Jumat, 02 September 2016

FIQIH ( Mu’amalat ) - Hukum Tentang Bii’ Salam (Indent)



Pokok Bahasan     :  FIQIH ( Mu’amalat )
Judul                    :  Hukum Tentang Bii’ Salam (Indent)
Nara Sumber        :  Al Ustdz. Al Habib Umar bin Abdurrahman Assegaf


Assalamu’alaikum Wr. Wb.

Hukum Tentang Bii’ Salam (Indent)



Membeli barang dengan cara memesan (indent). Salam menurut lughot (bahasa), yaitu menjual dengan cara indent. Persyaratan untuk dibolehkannya Bii’ Salam:
1.  Menjual suatu barang yang sifatnya dalam tanggungan
Mensifatkan/ menerangkan  barang yang akan dijual dalam tanggungan. Contoh perkataannya dari si-pembeli: “Aku pesan kepada kamu barang ini dengan harga sekian.” Si-penjual menjawab: “Aku terima.”
Bii’ Salam sah/ dibolehkan dilakukan secara tunai (cash) ataupun indent, pada umumnya Bii’ Salam dilakukan secara indent, uangnya tunai (cash) sedangkan barangnya diterima belakangan, hal tersebut sah dilakukan.
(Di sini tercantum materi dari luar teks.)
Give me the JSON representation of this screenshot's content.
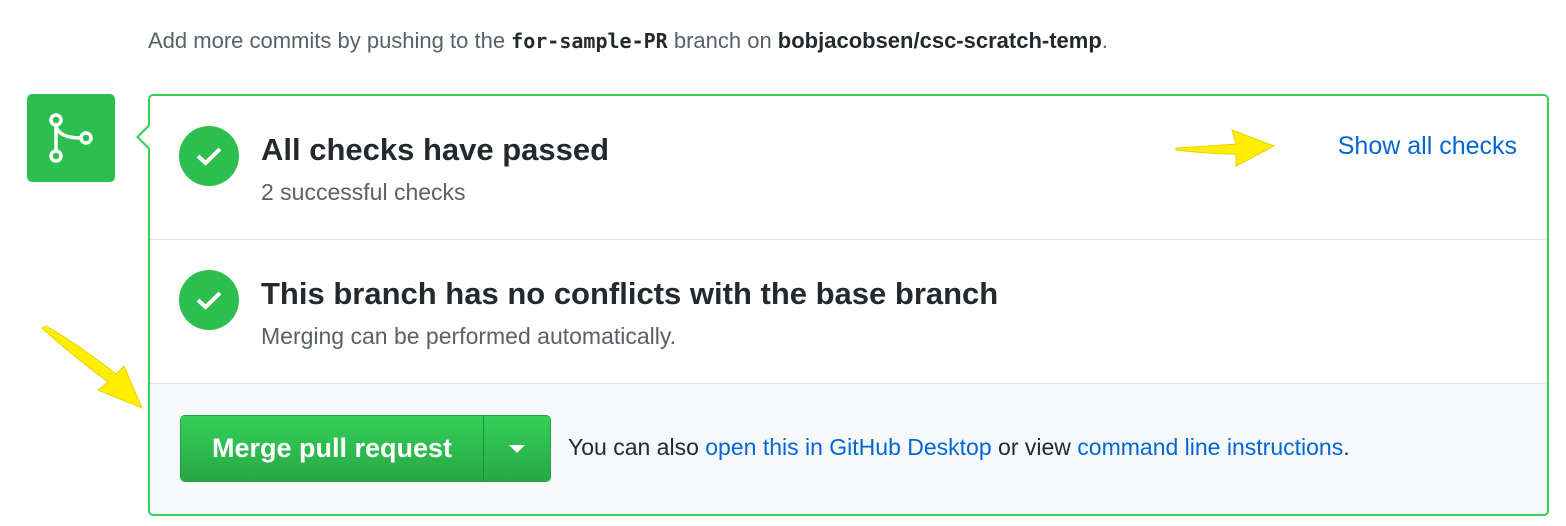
{
  "hint": {
    "prefix": "Add more commits by pushing to the ",
    "branch": "for-sample-PR",
    "middle": " branch on ",
    "repo": "bobjacobsen/csc-scratch-temp",
    "suffix": "."
  },
  "checks": {
    "title": "All checks have passed",
    "subtitle": "2 successful checks",
    "show_all_link": "Show all checks"
  },
  "conflicts": {
    "title": "This branch has no conflicts with the base branch",
    "subtitle": "Merging can be performed automatically."
  },
  "merge": {
    "button_label": "Merge pull request",
    "also_prefix": "You can also ",
    "desktop_link": "open this in GitHub Desktop",
    "also_middle": " or view ",
    "cli_link": "command line instructions",
    "also_suffix": "."
  },
  "icons": {
    "badge": "git-merge-icon",
    "check": "check-icon",
    "caret": "caret-down-icon",
    "annotation": "yellow-arrow-icon"
  },
  "colors": {
    "success": "#2cbe4e",
    "border": "#34d058",
    "link": "#0366d6",
    "annotation": "#ffee00"
  }
}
Menurut Qoul yang Shoheh: “Bila dalam Ijaab Qobul-nya tidak disebutkan apakah penyerahan barangnya dilakukan secara tunai ataukan indent, maka penyerahan barangnya dilakukan secara tunai atau segera. Akan tetapi uang pembayarannya harus dibayar secara kontan (cash), sedangkan barangnya dapat dilakukan segera atau dikemudian hari sesuai kesepakatan. Jadi dalam Bii’ Salam, uangnya harus diserahkan terlebih dahulu sedangkan barangnya dapat diserahkan segera ataupun diserahkan dikemudian hari sesuai kesepataan diantara keduanya. Jadi penjual berhutang kepada pembeli, karena pembeli telah menyerahkan uang kepada si-penjual, sedangakan si-penjual belum menyerahkan barang kepada si-pembeli. Sah-nya Bii’ Salam ini pada suatu barang yang kondisi barang tersebut sempurna. Diantaranya salah satunya, barang yang dijual dicatat dengan di-sifat-kan/ diterangkan dengan sifat-sifat tertentu.
Sebagai contoh misalkan kita menjual kue lapis, maka harus disebutkan komposisi dan banyaknya bahan yang digunakan untuk membuat kue lapis tersebut, seperti: terigunya berapa banyak, gulanya berapa banyak, menteganya berapa banyak. Karena bila tidak disebutkan dikhawatirkan kue yang dipesan tidak sesuai dengan keinginan dari si-pembeli. Bila barang yang dipesan oleh pembeli tidak sesuai dengan apa yang diinginkannya, maka pembeli dapat menolak atau membatalkan jual-belinya.
Contoh kedua misalkan kita akan membeli nasi kebuli dengan harga yang telah ditentukan oleh penjual, maka si-penjual harus menyebutkan: berapa kilo daging kambing yang digunakan, menggunakan beras dengan kwalitas yang bagaimana, agar jangan sampai si-pembeli merasa tertipu, tujuannya membeli nasi kebuli tetapi yang diterima rasanya seperti nasi goreng.
Dengan sebab disebutkan sifat dari isi barang yang dijual tadi, maka si-pembeli menjadi tahu bahan-bahan apa saja yang digunakan untuk membuat barang tersebut. Manakala barang yang dijual tidak sesuai dengan sifat-sifat atau komposisi yang disebutkan, maka si-pembeli dapat membatalkan jual-belinya.
Tidak boleh mensifatkan barang yang dipesan dengan sifat yang membuat menjadi jarangnya itu barang. Jadi si-pembeli mensifatkan/ menjelaskan barang yang dipesan dengan terlalu detail (sekecil-kecilnya), sehingga menjadi sulit bagi si-penjual untuk memenuhi apa yang diinginkan si-pembeli. Misalkan si-pembeli memesan lu’lu’ (mutiara)  yang besar, karena jarang sekali ada mutiara yang besar, maka hal itu tidak dibolehkan. Contoh lainnya, misalkan seseorang mencari pembantu dengan menyebutkan sifat-sifat dari pembantu yang diinginkannya, sifat-sifat yang disebutkannya tersebut sangat jarang ada pada diri seseorang, maka hal itu tidak dibolehkan.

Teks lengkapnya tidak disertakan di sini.